Sugar And Crumbs pride themselves on naturally flavoured icing sugars and cocoa powders. This flavoured Icing sugar can help you on your way to creating indulgent butter creams, chantilly creams, meringues, icing and flavoured royal icing.
Flavoured butter cream
500g of Sugar And Crumbs flavoured icing sugar
250g of unsalted butter (Do not use margarine)
Tablespoon of milk (skimmed, semi skimmed or full fat). Add more if needed.
All Sugar And Crumbs Icing Sugars are made from quite intense flavours. If you wish you can dilute with plain icing sugar to give more of a “hint” of flavour, this also helps your bag go further!

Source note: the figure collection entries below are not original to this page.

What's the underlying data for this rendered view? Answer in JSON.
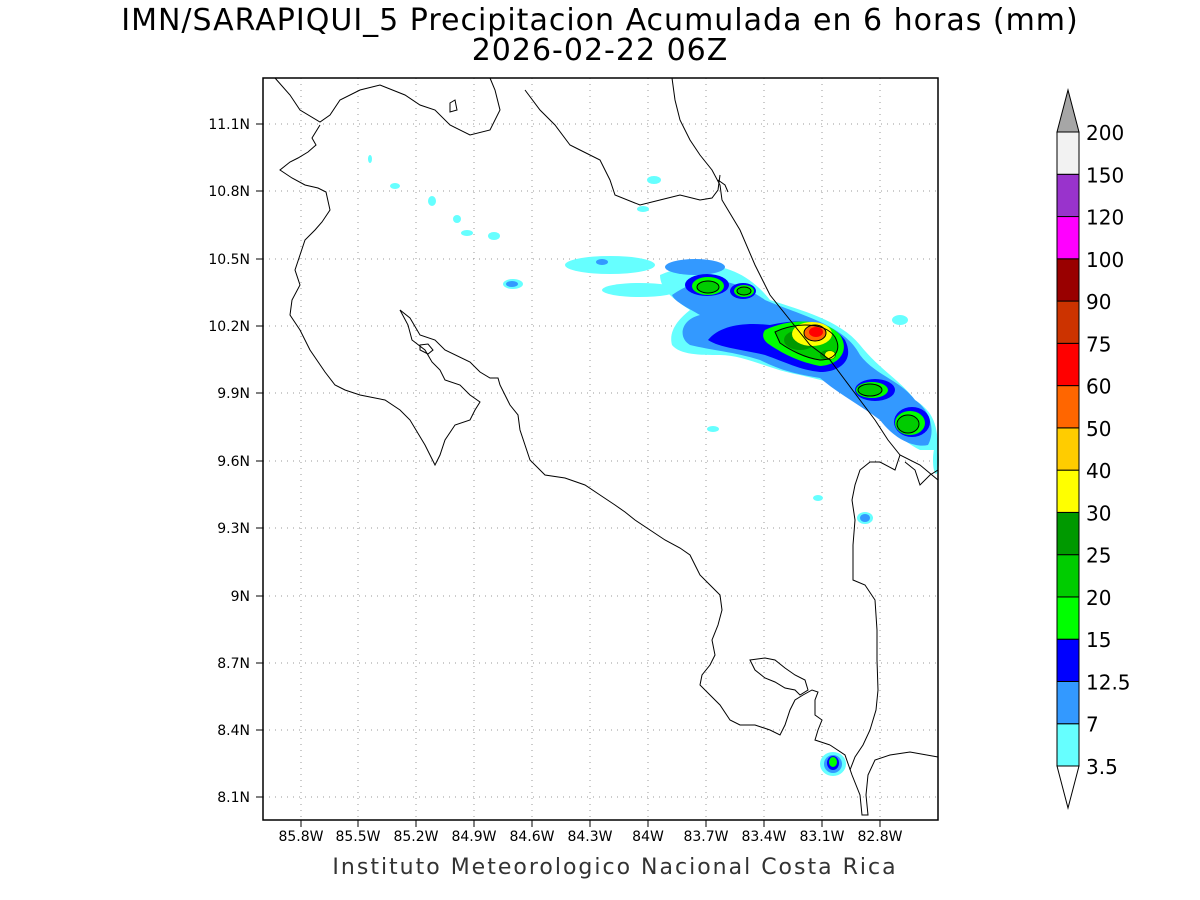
{
  "title": {
    "line1": "IMN/SARAPIQUI_5 Precipitacion Acumulada en 6 horas (mm)",
    "line2": "2026-02-22 06Z"
  },
  "credit": "Instituto Meteorologico Nacional Costa Rica",
  "map": {
    "lat_ticks": [
      "11.1N",
      "10.8N",
      "10.5N",
      "10.2N",
      "9.9N",
      "9.6N",
      "9.3N",
      "9N",
      "8.7N",
      "8.4N",
      "8.1N"
    ],
    "lon_ticks": [
      "85.8W",
      "85.5W",
      "85.2W",
      "84.9W",
      "84.6W",
      "84.3W",
      "84W",
      "83.7W",
      "83.4W",
      "83.1W",
      "82.8W"
    ],
    "grid": "dotted"
  },
  "colorbar": {
    "labels": [
      "3.5",
      "7",
      "12.5",
      "15",
      "20",
      "25",
      "30",
      "40",
      "50",
      "60",
      "75",
      "90",
      "100",
      "120",
      "150",
      "200"
    ],
    "colors": [
      "#ffffff",
      "#66ffff",
      "#3399ff",
      "#0000ff",
      "#00ff00",
      "#00cc00",
      "#009900",
      "#ffff00",
      "#ffcc00",
      "#ff6600",
      "#ff0000",
      "#cc3300",
      "#990000",
      "#ff00ff",
      "#9933cc",
      "#f2f2f2",
      "#a6a6a6"
    ]
  }
}
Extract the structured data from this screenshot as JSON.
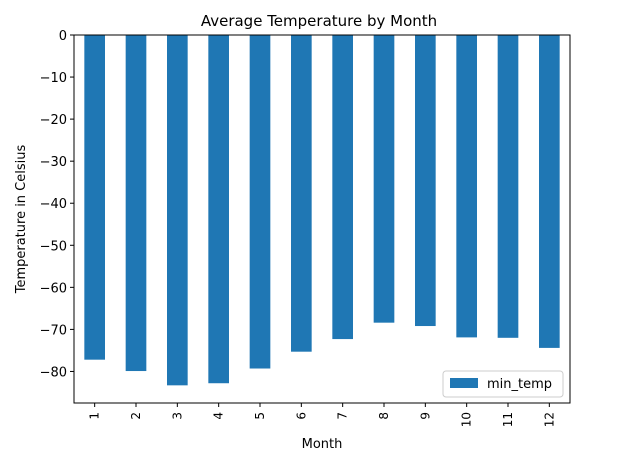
{
  "chart_data": {
    "type": "bar",
    "title": "Average Temperature by Month",
    "xlabel": "Month",
    "ylabel": "Temperature in Celsius",
    "categories": [
      "1",
      "2",
      "3",
      "4",
      "5",
      "6",
      "7",
      "8",
      "9",
      "10",
      "11",
      "12"
    ],
    "series": [
      {
        "name": "min_temp",
        "color": "#1f77b4",
        "values": [
          -77.2,
          -79.9,
          -83.3,
          -82.8,
          -79.3,
          -75.3,
          -72.3,
          -68.4,
          -69.2,
          -71.9,
          -72.0,
          -74.4
        ]
      }
    ],
    "ylim": [
      -87.5,
      0
    ],
    "yticks": [
      0,
      -10,
      -20,
      -30,
      -40,
      -50,
      -60,
      -70,
      -80
    ],
    "legend_position": "lower-right",
    "grid": false
  }
}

1. Place butter at room temperature into your mixing bowl (250g) (Do not use margarine)
2. Mix for several minutes until it is light, fluffy and soft.

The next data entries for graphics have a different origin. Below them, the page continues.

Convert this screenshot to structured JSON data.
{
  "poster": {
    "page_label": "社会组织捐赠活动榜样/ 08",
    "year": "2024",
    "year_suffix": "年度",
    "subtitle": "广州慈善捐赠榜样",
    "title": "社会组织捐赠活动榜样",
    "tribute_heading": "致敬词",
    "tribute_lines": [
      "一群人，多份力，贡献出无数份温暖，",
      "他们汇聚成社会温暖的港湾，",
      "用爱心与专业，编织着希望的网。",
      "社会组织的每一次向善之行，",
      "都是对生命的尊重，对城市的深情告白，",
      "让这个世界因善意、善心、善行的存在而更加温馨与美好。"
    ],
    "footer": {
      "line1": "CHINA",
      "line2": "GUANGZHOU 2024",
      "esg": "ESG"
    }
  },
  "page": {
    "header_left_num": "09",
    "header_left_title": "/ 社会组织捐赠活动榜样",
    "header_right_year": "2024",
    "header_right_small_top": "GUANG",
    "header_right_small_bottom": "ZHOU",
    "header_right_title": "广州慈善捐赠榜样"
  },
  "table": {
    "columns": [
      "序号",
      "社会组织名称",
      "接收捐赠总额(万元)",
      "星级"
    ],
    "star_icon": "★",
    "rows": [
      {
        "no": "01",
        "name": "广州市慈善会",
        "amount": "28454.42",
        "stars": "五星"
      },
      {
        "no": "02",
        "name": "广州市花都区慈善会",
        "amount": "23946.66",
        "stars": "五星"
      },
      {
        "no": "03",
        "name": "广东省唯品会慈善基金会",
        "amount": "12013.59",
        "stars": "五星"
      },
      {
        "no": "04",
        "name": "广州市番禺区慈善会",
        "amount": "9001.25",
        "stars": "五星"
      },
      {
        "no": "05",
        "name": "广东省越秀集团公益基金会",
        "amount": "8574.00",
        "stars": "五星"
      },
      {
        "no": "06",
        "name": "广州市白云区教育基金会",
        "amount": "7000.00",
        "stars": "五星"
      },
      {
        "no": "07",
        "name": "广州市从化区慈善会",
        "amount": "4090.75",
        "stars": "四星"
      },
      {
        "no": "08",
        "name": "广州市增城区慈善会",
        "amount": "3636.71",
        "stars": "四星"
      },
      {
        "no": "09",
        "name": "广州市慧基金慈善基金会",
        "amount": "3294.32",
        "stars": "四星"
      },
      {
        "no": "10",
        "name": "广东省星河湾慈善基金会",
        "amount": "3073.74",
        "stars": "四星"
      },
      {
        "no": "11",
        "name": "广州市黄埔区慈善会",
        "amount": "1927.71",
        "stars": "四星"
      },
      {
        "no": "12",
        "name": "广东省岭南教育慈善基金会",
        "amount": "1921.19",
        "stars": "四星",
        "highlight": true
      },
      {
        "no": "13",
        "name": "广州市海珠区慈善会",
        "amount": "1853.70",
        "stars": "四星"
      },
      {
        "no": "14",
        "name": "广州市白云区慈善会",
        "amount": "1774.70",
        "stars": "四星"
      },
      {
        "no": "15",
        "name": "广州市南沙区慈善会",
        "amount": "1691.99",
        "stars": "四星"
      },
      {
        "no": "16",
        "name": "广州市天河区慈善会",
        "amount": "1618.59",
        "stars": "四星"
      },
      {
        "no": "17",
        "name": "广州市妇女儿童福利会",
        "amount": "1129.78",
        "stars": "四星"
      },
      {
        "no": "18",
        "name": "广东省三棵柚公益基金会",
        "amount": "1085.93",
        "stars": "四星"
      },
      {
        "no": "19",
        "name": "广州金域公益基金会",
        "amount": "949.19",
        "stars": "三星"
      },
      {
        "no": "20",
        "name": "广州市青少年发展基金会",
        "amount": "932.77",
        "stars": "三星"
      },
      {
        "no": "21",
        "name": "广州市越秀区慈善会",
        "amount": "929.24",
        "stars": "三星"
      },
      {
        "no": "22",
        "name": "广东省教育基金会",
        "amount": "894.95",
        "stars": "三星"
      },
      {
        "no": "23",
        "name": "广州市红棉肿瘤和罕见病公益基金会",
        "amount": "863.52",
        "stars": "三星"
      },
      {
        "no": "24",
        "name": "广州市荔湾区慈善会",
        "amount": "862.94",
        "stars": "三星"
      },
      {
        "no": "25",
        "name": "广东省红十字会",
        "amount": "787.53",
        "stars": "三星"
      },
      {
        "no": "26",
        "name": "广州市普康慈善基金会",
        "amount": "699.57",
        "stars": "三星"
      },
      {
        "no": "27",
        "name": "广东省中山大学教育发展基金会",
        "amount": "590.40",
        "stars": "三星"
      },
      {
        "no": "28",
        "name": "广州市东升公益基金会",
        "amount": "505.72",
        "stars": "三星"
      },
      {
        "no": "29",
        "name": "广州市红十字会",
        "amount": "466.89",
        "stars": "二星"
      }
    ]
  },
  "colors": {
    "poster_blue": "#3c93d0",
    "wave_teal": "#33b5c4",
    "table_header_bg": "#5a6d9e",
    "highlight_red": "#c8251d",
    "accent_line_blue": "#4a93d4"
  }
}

3. Add Sugar And Crumbs flavoured Icing sugar (500g)
4. Add a tablespoon of milk. More if needed or for a softer mix
5. Mix by hand at first to help reduce an icing cloud.

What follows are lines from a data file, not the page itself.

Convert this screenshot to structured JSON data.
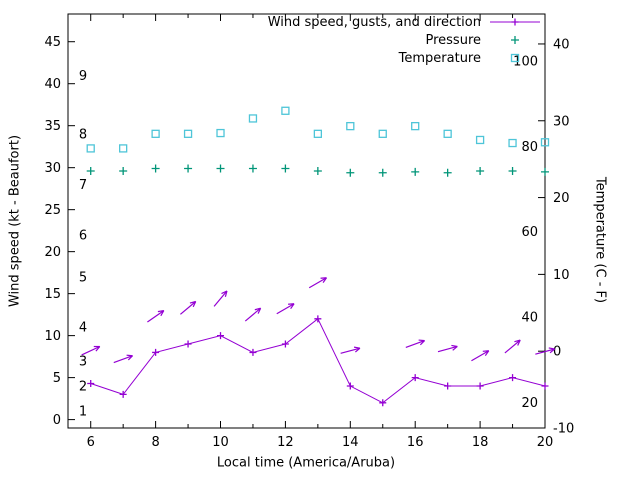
{
  "colors": {
    "wind": "#9400d3",
    "pressure": "#009578",
    "temperature": "#4ec5d8",
    "axis": "#000000",
    "background": "#ffffff"
  },
  "chart_data": {
    "type": "line",
    "title": "",
    "xlabel": "Local time (America/Aruba)",
    "ylabel_left": "Wind speed (kt - Beaufort)",
    "ylabel_right": "Temperature (C - F)",
    "grid": false,
    "legend_position": "top-right-inside",
    "xlim": [
      5.3,
      20
    ],
    "ylim_kt": [
      -1,
      48.3
    ],
    "ylim_c": [
      -10,
      43.9
    ],
    "x_ticks": [
      6,
      8,
      10,
      12,
      14,
      16,
      18,
      20
    ],
    "x_minor_ticks": [
      7,
      9,
      11,
      13,
      15,
      17,
      19
    ],
    "left_ticks_kt": [
      0,
      5,
      10,
      15,
      20,
      25,
      30,
      35,
      40,
      45
    ],
    "beaufort_labels": [
      {
        "label": "1",
        "kt": 1
      },
      {
        "label": "2",
        "kt": 4
      },
      {
        "label": "3",
        "kt": 7
      },
      {
        "label": "4",
        "kt": 11
      },
      {
        "label": "5",
        "kt": 17
      },
      {
        "label": "6",
        "kt": 22
      },
      {
        "label": "7",
        "kt": 28
      },
      {
        "label": "8",
        "kt": 34
      },
      {
        "label": "9",
        "kt": 41
      }
    ],
    "right_ticks_c": [
      -10,
      0,
      10,
      20,
      30,
      40
    ],
    "fahrenheit_labels": [
      20,
      40,
      60,
      80,
      100
    ],
    "x": [
      6,
      7,
      8,
      9,
      10,
      11,
      12,
      13,
      14,
      15,
      16,
      17,
      18,
      19,
      20
    ],
    "series": [
      {
        "name": "Wind speed (kt)",
        "key": "wind",
        "values": [
          4.3,
          3,
          8,
          9,
          10,
          8,
          9,
          12,
          4,
          2,
          5,
          4,
          4,
          5,
          4
        ]
      },
      {
        "name": "Pressure (plotted height on left axis)",
        "key": "pressure",
        "values": [
          29.6,
          29.6,
          29.9,
          29.9,
          29.9,
          29.9,
          29.9,
          29.6,
          29.4,
          29.4,
          29.5,
          29.4,
          29.6,
          29.6,
          29.5
        ]
      },
      {
        "name": "Temperature (C)",
        "key": "temperature",
        "values": [
          26.4,
          26.4,
          28.3,
          28.3,
          28.4,
          30.3,
          31.3,
          28.3,
          29.3,
          28.3,
          29.3,
          28.3,
          27.5,
          27.1,
          27.2
        ]
      }
    ],
    "wind_direction_arrows": [
      {
        "x": 6,
        "y_kt": 8.2,
        "angle_deg": 25
      },
      {
        "x": 7,
        "y_kt": 7.2,
        "angle_deg": 20
      },
      {
        "x": 8,
        "y_kt": 12.3,
        "angle_deg": 35
      },
      {
        "x": 9,
        "y_kt": 13.3,
        "angle_deg": 40
      },
      {
        "x": 10,
        "y_kt": 14.4,
        "angle_deg": 50
      },
      {
        "x": 11,
        "y_kt": 12.5,
        "angle_deg": 40
      },
      {
        "x": 12,
        "y_kt": 13.2,
        "angle_deg": 30
      },
      {
        "x": 13,
        "y_kt": 16.3,
        "angle_deg": 30
      },
      {
        "x": 14,
        "y_kt": 8.2,
        "angle_deg": 15
      },
      {
        "x": 16,
        "y_kt": 9.0,
        "angle_deg": 20
      },
      {
        "x": 17,
        "y_kt": 8.4,
        "angle_deg": 15
      },
      {
        "x": 18,
        "y_kt": 7.6,
        "angle_deg": 30
      },
      {
        "x": 19,
        "y_kt": 8.7,
        "angle_deg": 40
      },
      {
        "x": 20,
        "y_kt": 8.1,
        "angle_deg": 15
      }
    ],
    "legend": [
      {
        "label": "Wind speed, gusts, and direction",
        "key": "wind",
        "marker": "line-plus"
      },
      {
        "label": "Pressure",
        "key": "pressure",
        "marker": "plus"
      },
      {
        "label": "Temperature",
        "key": "temperature",
        "marker": "open-square"
      }
    ]
  }
}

6. Mix for several minutes until light and fluffy.
7. Add more milk if you want to make a really soft consistency.
8. Add colouring if desired.
Vanilla sponge or cupcakes
110g/4oz margarine, softened at room temperature
110g/4oz caster sugar
2 large free-range eggs, lightly beaten
1 tea spoon vanilla extract
110g/4oz self-raising flour
1-2 table spoons of warm boiled water
1. Preheat the oven to 180˚C, 350˚F, Gas 4 and line a 12 hold muffin tin with paper cases.
2. Cream the margarine and sugar together in a bowl until pale.
3. Beat in the eggs a little at a time and stir in the vanilla extract.
4. Fold in the flour using a large metal spoon, adding a tablespoon of warm boiled water, until the mixture is of a dropping consistency.
5. Spoon the mixture into the paper cases until they are half full.
6. Bake in the oven for 15-20 minutes, or until golden-brown on top and a skewer inserted into one of the cakes comes out clean.
7. Set aside to cool for 10 minutes, then remove from the tin and cool on a wire rack.
Buttercream – Use Sugar and Crumbs Natural Flavoured Icing sugars, see “Flavoured butter cream” instructions above.
397g can condensed milk
450g Sugar And Crumbs Icing Sugar flavour of your choice
You will also need a 16-18cm square tin lined with baking parchment
It takes a little effort so stick closely to the steps, if you’re new to making fudge – once mastered the results are out of this world!
1. Place the ingredients into a large non-stick saucepan and melt over a low heat, stirring until the sugar dissolves.
2. Bring to the boil then simmer for 10-15 minutes, stirring continuously and scraping the base of the pan. Take care while
the mixture boils and during stirring as the fudge will be VERY hot! To test its ready drop a little of the mixture into a jug of ice-cold water. A soft ball of fudge should form. Or check with a sugar thermometer if you have one (link) (approx. 118˚C).
3. Remove from the heat and beat the fudge until very thick and starting to set.
4. Pour into the prepared tin and leave to cool before cutting into squares.
Additions if you wish add chopped nuts or fruit.
Ingredients: Icing Sugar, Anti-caking agent E341, starch (trace), Natural Flavourings, Carriers (Maltodextrin, Gum Arabic)
Values per 100g serving
Fat: 0g of which saturates 0g
Carbohydrate: 98g of which sugars 97g
May contain traces of nuts.
Free from Gluten.
Suitable for vegans and vegetarians.